Took me a while to work that one out, btw. The fact that the 
KVM_REQ_MCLOCK_INPROGRESS request is asserted but never actually
*handled*, so all it does is repeatedly kick the vCPU out and make it
spin until the request is cleared is... interesting. Likewise the way
that we set KVM_REQ_MASTERCLOCK_UPDATE on *all* vCPUs, so they *all*
call kvm_update_masterclock(), when only one of them needed to. I may
clean that up a little.

>  * To avoid that problem, do not allow visibility of distinct
>  * system_timestamp/tsc_timestamp values simultaneously: use a master
>  * copy of host monotonic time values. Update that master copy
>  * in lockstep.

Right. That comment is a lot longer than the part you cited here, and
starts with 'assuming a stable TSC across pCPUS, and a stable TSC
across vCPUs'. It's the "if (ka->use_master_clock)" case.

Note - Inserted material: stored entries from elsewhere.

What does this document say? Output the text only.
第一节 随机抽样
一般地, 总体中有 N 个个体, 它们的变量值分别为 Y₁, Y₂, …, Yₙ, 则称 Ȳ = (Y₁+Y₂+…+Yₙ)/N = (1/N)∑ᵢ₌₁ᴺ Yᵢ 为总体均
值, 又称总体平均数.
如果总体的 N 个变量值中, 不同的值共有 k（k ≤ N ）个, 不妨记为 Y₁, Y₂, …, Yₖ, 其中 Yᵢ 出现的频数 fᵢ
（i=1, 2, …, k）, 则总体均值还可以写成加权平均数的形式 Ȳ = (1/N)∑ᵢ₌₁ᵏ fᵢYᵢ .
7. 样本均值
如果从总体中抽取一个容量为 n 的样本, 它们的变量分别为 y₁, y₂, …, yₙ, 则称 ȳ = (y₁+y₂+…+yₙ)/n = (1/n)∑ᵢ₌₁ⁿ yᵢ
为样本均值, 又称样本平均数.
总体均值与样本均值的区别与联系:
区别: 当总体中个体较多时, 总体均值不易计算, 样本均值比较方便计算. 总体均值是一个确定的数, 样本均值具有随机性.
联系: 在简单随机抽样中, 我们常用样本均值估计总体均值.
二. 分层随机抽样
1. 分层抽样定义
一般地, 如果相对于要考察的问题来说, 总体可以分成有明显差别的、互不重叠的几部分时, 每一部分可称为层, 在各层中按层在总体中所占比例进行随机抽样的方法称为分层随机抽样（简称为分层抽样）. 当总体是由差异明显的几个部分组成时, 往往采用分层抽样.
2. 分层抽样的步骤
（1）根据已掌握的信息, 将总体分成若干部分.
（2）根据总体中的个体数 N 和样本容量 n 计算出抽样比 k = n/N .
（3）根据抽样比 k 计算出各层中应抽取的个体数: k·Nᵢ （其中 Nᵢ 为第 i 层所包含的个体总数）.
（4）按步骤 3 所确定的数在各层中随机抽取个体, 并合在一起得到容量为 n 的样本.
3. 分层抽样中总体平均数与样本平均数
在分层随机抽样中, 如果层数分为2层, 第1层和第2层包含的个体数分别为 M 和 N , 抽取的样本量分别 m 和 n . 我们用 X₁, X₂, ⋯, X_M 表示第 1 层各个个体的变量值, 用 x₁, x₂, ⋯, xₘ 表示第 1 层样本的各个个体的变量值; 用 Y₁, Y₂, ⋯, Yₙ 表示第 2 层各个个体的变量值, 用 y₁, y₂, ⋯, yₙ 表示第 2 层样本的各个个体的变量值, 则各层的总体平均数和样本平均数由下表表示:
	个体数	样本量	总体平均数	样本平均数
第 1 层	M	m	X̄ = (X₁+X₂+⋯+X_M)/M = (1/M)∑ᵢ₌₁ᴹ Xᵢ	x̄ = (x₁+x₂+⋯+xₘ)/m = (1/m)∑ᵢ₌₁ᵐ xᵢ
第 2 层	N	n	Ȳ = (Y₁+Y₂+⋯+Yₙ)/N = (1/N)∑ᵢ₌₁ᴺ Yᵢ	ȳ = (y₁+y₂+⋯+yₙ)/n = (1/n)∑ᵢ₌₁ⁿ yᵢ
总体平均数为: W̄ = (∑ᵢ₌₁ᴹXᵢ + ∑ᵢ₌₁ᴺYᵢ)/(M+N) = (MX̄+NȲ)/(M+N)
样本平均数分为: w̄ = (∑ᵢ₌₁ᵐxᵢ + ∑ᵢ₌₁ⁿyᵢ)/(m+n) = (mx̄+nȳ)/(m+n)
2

And yes, what it's basically saying is a special case of the fact that
if you let the KVM clock run at its "natural" rate based on the guest
TSC (definition B), but each vCPU runs at that rate from a *different*
point on the line that is definition A (the host CLOCK_MONOTONIC_RAW),
bad things will happen.

I'm OK with it stopping the vCPUs (although I'd like it to do so in a
less implicitly awful way). But when we don't need to update the
reference time at all, let's not do so.

> > When invoked from in 'use_master_clock' mode, kvm_update_masterclock()
> > should probably *adjust* kvm->arch.kvmclock_offset to account for the
> > drift, instead of yanking the clock back to defintion A.
> 
> You are likely correct...
> 
> > But in the meantime there are a bunch of places where it just doesn't need to be
> > invoked at all.
> > 
> > To start with: there is no need to do such an update when a Xen guest
> > populates the shared_info page. This seems to have been a hangover from
> > the very first implementation of shared_info which automatically
> > populated the vcpu_info structures at their default locations, but even
> > then it should just have raised KVM_REQ_CLOCK_UPDATE on each vCPU
> > instead of using KVM_REQ_MASTERCLOCK_UPDATE. And now that userspace is
> > expected to explicitly set the vcpu_info even in its default locations,
> > there's not even any need for that either.
> > 
> > Fixes: 629b5348841a1 ("KVM: x86/xen: update wallclock region")
> > Signed-off-by: David Woodhouse <dwmw@xxxxxxxxxxxx>
> > Reviewed-by: Paul Durrant <paul@xxxxxxx>
> > ---
> >  arch/x86/kvm/xen.c | 2 --
> >  1 file changed, 2 deletions(-)
> > 
> > diff --git a/arch/x86/kvm/xen.c b/arch/x86/kvm/xen.c
> > index f65b35a05d91..5a83a8154b79 100644
> > --- a/arch/x86/kvm/xen.c
> > +++ b/arch/x86/kvm/xen.c
> > @@ -98,8 +98,6 @@ static int kvm_xen_shared_info_init(struct kvm *kvm)
> >         wc->version = wc_version + 1;
> >         read_unlock_irq(&gpc->lock);
> >  
> > -       kvm_make_all_cpus_request(kvm, KVM_REQ_MASTERCLOCK_UPDATE);
> > -
> >  out:
> >         srcu_read_unlock(&kvm->srcu, idx);
> >         return ret;
> > -- 
> > 2.44.0
> 
> So KVM_REQ_MASTERCLOCK_UPDATE is to avoid the race above.
> 
> In what contexes is kvm_xen_shared_info_init called from again?
> 
> Not clear to me KVM_REQ_MASTERCLOCK_UPDATE is not needed (or that is
> needed, for that matter...).

We cal kvm_xen_shared_info_init() when the Xen "shared info" page is
set up. The only interesting part of that is the *wallclock* epoch.

The wallclock (just like KSR_KVM_WALL_CLOCK{,_NEW}) is *entirely* hosed
ever since the KVM clock stopped being based on CLOCK_MONOTONIC, since
that means that the value of "wallclock time minus KVM clock time"
actually *changes* as the KVM clock runs at a different rate to
wallclock time. 

I'm looking at a replacement for that which uses the gtod information
to give the guest a direct mapping of guest TSC to host CLOCK_TAI. And
in doing so we can *also* indicate when live migration has potentially
disrupted the guest TSC, so any further NTP/PTP refinement that the
guest may have done for itself needs to be thrown away.